Shake It Off

I fell today.

It totally shocked me, as one of my biggest fears is falling.

I was busy cooking in the kitchen, and doing 6 things at once, when I noticed the pizza appetizer was ready. I turned quickly to turn the oven off, and one of the overstuffed and heavy, lower drawers had opened on it’s own, as it often does when not closed properly. It hit my ankles, right at the right level as to give me a karate chop and made me lose my balance. I tried to move away, backwards and the drawer hung on to my legs and opened further, making me tumble and fall. I didn’t want to fall on top of the drawer and break it, so I think I jumped up and fell even harder on my wrist, hip and bottom.  Ugh.

Did I mention I hate falling? Luckily I didn’t hit my head on the hard tile, but I think I knocked the door on the oven. I have a small kitchen and there isn’t that much space to fall gracefully. Ugh.

I am ok. I am sore, and embarrassed and mad at myself and sad too. I wanted to cry, but I think I was in shock and just laid on the floor for a minute to make sure nothing was broken.  And then I got up and said I was ok. I wanted to believe I was ok, so I just said I was and I thought I was so that hopefully I really was ok, but I am definitely sore and bruised, including my ego.

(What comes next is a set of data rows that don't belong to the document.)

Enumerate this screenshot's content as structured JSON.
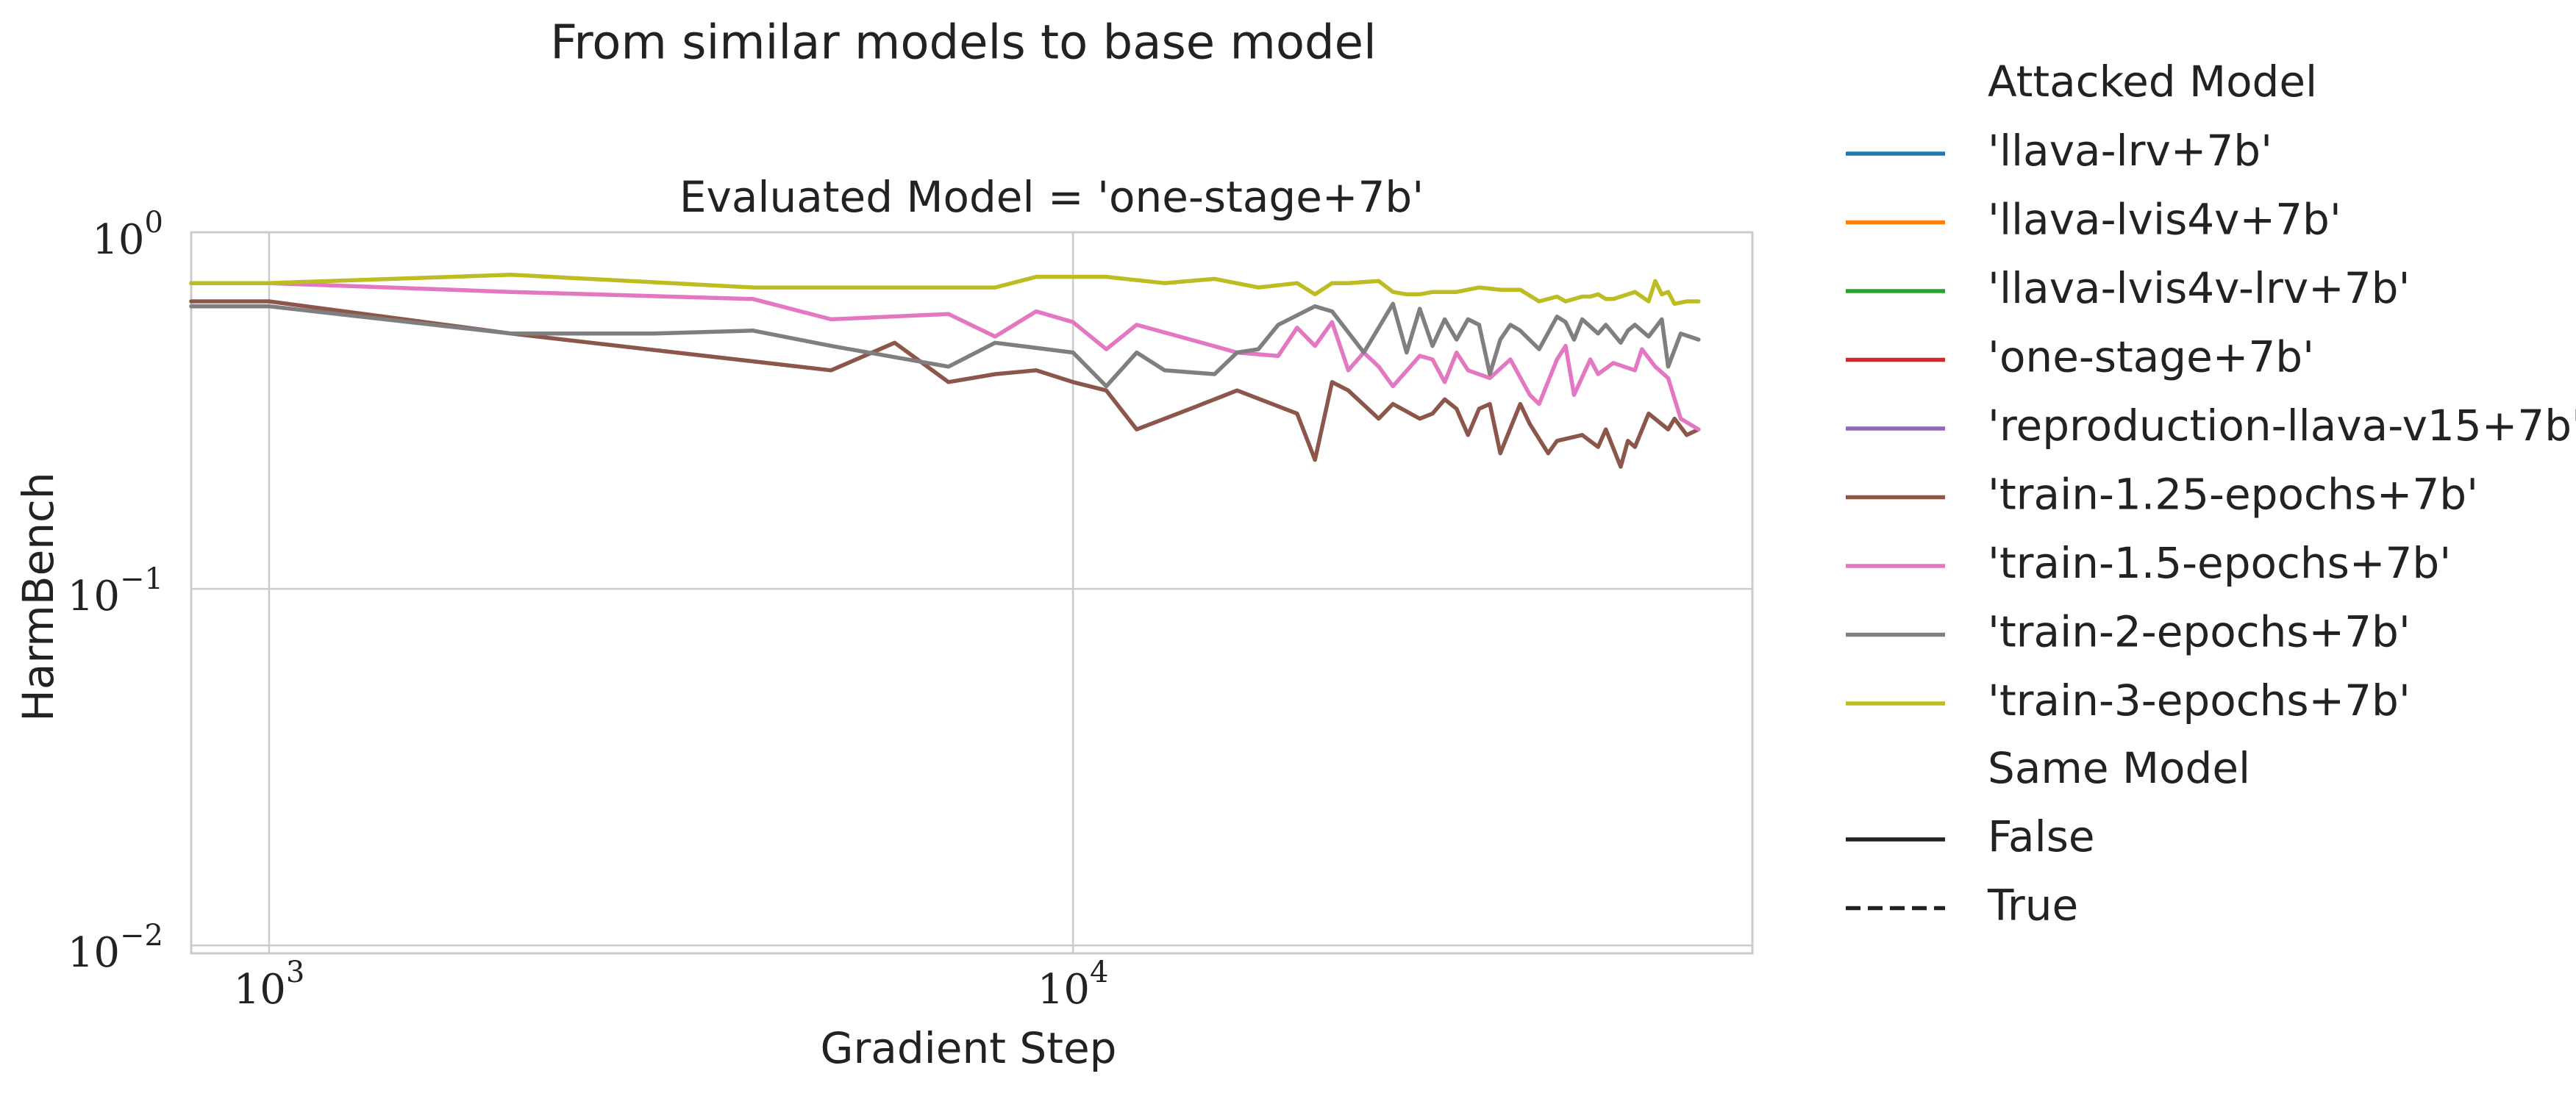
{
  "chart_data": {
    "type": "line",
    "title": "From similar models to base model",
    "subtitle": "Evaluated Model = 'one-stage+7b'",
    "xlabel": "Gradient Step",
    "ylabel": "HarmBench",
    "x_scale": "log",
    "y_scale": "log",
    "xlim": [
      800,
      70000
    ],
    "ylim": [
      0.0095,
      1.0
    ],
    "x_ticks": [
      {
        "value": 1000,
        "base": "10",
        "exp": "3"
      },
      {
        "value": 10000,
        "base": "10",
        "exp": "4"
      }
    ],
    "y_ticks": [
      {
        "value": 1,
        "base": "10",
        "exp": "0"
      },
      {
        "value": 0.1,
        "base": "10",
        "exp": "−1"
      },
      {
        "value": 0.01,
        "base": "10",
        "exp": "−2"
      }
    ],
    "grid": true,
    "legend_placement": "right",
    "legend": {
      "hue_title": "Attacked Model",
      "style_title": "Same Model",
      "style_entries": [
        {
          "label": "False",
          "dash": "solid"
        },
        {
          "label": "True",
          "dash": "dashed"
        }
      ]
    },
    "series": [
      {
        "name": "'llava-lrv+7b'",
        "color": "#1f77b4",
        "x": [],
        "y": []
      },
      {
        "name": "'llava-lvis4v+7b'",
        "color": "#ff7f0e",
        "x": [],
        "y": []
      },
      {
        "name": "'llava-lvis4v-lrv+7b'",
        "color": "#2ca02c",
        "x": [],
        "y": []
      },
      {
        "name": "'one-stage+7b'",
        "color": "#d62728",
        "x": [],
        "y": []
      },
      {
        "name": "'reproduction-llava-v15+7b'",
        "color": "#9467bd",
        "x": [],
        "y": []
      },
      {
        "name": "'train-1.25-epochs+7b'",
        "color": "#8c564b",
        "x": [
          800,
          1000,
          2000,
          5000,
          6000,
          7000,
          8000,
          9000,
          10000,
          11000,
          12000,
          14000,
          16000,
          19000,
          20000,
          21000,
          22000,
          24000,
          25000,
          27000,
          28000,
          29000,
          30000,
          31000,
          32000,
          33000,
          34000,
          36000,
          37000,
          39000,
          40000,
          43000,
          45000,
          46000,
          48000,
          49000,
          50000,
          52000,
          55000,
          56000,
          58000,
          60000
        ],
        "y": [
          0.64,
          0.64,
          0.52,
          0.41,
          0.49,
          0.38,
          0.4,
          0.41,
          0.38,
          0.36,
          0.28,
          0.32,
          0.36,
          0.31,
          0.23,
          0.38,
          0.36,
          0.3,
          0.33,
          0.3,
          0.31,
          0.34,
          0.32,
          0.27,
          0.32,
          0.33,
          0.24,
          0.33,
          0.29,
          0.24,
          0.26,
          0.27,
          0.25,
          0.28,
          0.22,
          0.26,
          0.25,
          0.31,
          0.28,
          0.3,
          0.27,
          0.28
        ]
      },
      {
        "name": "'train-1.5-epochs+7b'",
        "color": "#e377c2",
        "x": [
          800,
          1000,
          2000,
          4000,
          5000,
          7000,
          8000,
          9000,
          10000,
          11000,
          12000,
          14000,
          16000,
          18000,
          19000,
          20000,
          21000,
          22000,
          23000,
          24000,
          25000,
          27000,
          28000,
          29000,
          30000,
          31000,
          33000,
          35000,
          37000,
          38000,
          40000,
          41000,
          42000,
          44000,
          45000,
          47000,
          50000,
          51000,
          53000,
          55000,
          57000,
          60000
        ],
        "y": [
          0.72,
          0.72,
          0.68,
          0.65,
          0.57,
          0.59,
          0.51,
          0.6,
          0.56,
          0.47,
          0.55,
          0.5,
          0.46,
          0.45,
          0.54,
          0.48,
          0.56,
          0.41,
          0.46,
          0.42,
          0.37,
          0.45,
          0.44,
          0.38,
          0.46,
          0.41,
          0.39,
          0.44,
          0.35,
          0.33,
          0.44,
          0.48,
          0.35,
          0.44,
          0.4,
          0.43,
          0.41,
          0.47,
          0.42,
          0.39,
          0.3,
          0.28
        ]
      },
      {
        "name": "'train-2-epochs+7b'",
        "color": "#7f7f7f",
        "x": [
          800,
          1000,
          2000,
          3000,
          4000,
          5000,
          7000,
          8000,
          10000,
          11000,
          12000,
          13000,
          15000,
          16000,
          17000,
          18000,
          20000,
          21000,
          23000,
          25000,
          26000,
          27000,
          28000,
          29000,
          30000,
          31000,
          32000,
          33000,
          34000,
          35000,
          36000,
          38000,
          40000,
          41000,
          42000,
          43000,
          45000,
          46000,
          48000,
          49000,
          50000,
          52000,
          54000,
          55000,
          57000,
          60000
        ],
        "y": [
          0.62,
          0.62,
          0.52,
          0.52,
          0.53,
          0.48,
          0.42,
          0.49,
          0.46,
          0.37,
          0.46,
          0.41,
          0.4,
          0.46,
          0.47,
          0.55,
          0.62,
          0.6,
          0.46,
          0.63,
          0.46,
          0.61,
          0.48,
          0.57,
          0.5,
          0.57,
          0.55,
          0.4,
          0.5,
          0.55,
          0.53,
          0.47,
          0.58,
          0.56,
          0.5,
          0.57,
          0.52,
          0.55,
          0.49,
          0.53,
          0.55,
          0.51,
          0.57,
          0.42,
          0.52,
          0.5
        ]
      },
      {
        "name": "'train-3-epochs+7b'",
        "color": "#bcbd22",
        "x": [
          800,
          1000,
          2000,
          4000,
          8000,
          9000,
          11000,
          13000,
          15000,
          17000,
          19000,
          20000,
          21000,
          22000,
          24000,
          25000,
          26000,
          27000,
          28000,
          30000,
          32000,
          34000,
          36000,
          38000,
          40000,
          41000,
          43000,
          44000,
          45000,
          46000,
          47000,
          48000,
          50000,
          52000,
          53000,
          54000,
          55000,
          56000,
          58000,
          60000
        ],
        "y": [
          0.72,
          0.72,
          0.76,
          0.7,
          0.7,
          0.75,
          0.75,
          0.72,
          0.74,
          0.7,
          0.72,
          0.67,
          0.72,
          0.72,
          0.73,
          0.68,
          0.67,
          0.67,
          0.68,
          0.68,
          0.7,
          0.69,
          0.69,
          0.64,
          0.66,
          0.64,
          0.66,
          0.66,
          0.67,
          0.65,
          0.65,
          0.66,
          0.68,
          0.64,
          0.73,
          0.67,
          0.68,
          0.63,
          0.64,
          0.64
        ]
      }
    ]
  }
}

I had several errands to run, and my daughter told me to shake it off, and to not be mad, that accidents happen. In that moment, she was me. My words were coming out of her mouth. As we were driving her to her event, and I complained of the aches and pains, she was busy fumbling through the middle console, looking for my medicine bag at the same time I was getting ready to say that I needed something for the pain. She was thinking for me. I loved that. I have another life partner and I thanked her for her thoughtfulness and for being so caring and understanding. I love her.  I love that she’s growing up and is so kind and took care of me and my pain without me even asking. I am lucky.

I took her advice and shook it off. Hopefully tomorrow the pain will be gone.  There’s always something good in every situation and you just have to shake off the bad stuff and celebrate the good.

Slow down BeLovers. Be safe and take good care of yourselves.  And if for some reason you fall, or something else falls, just shake it off.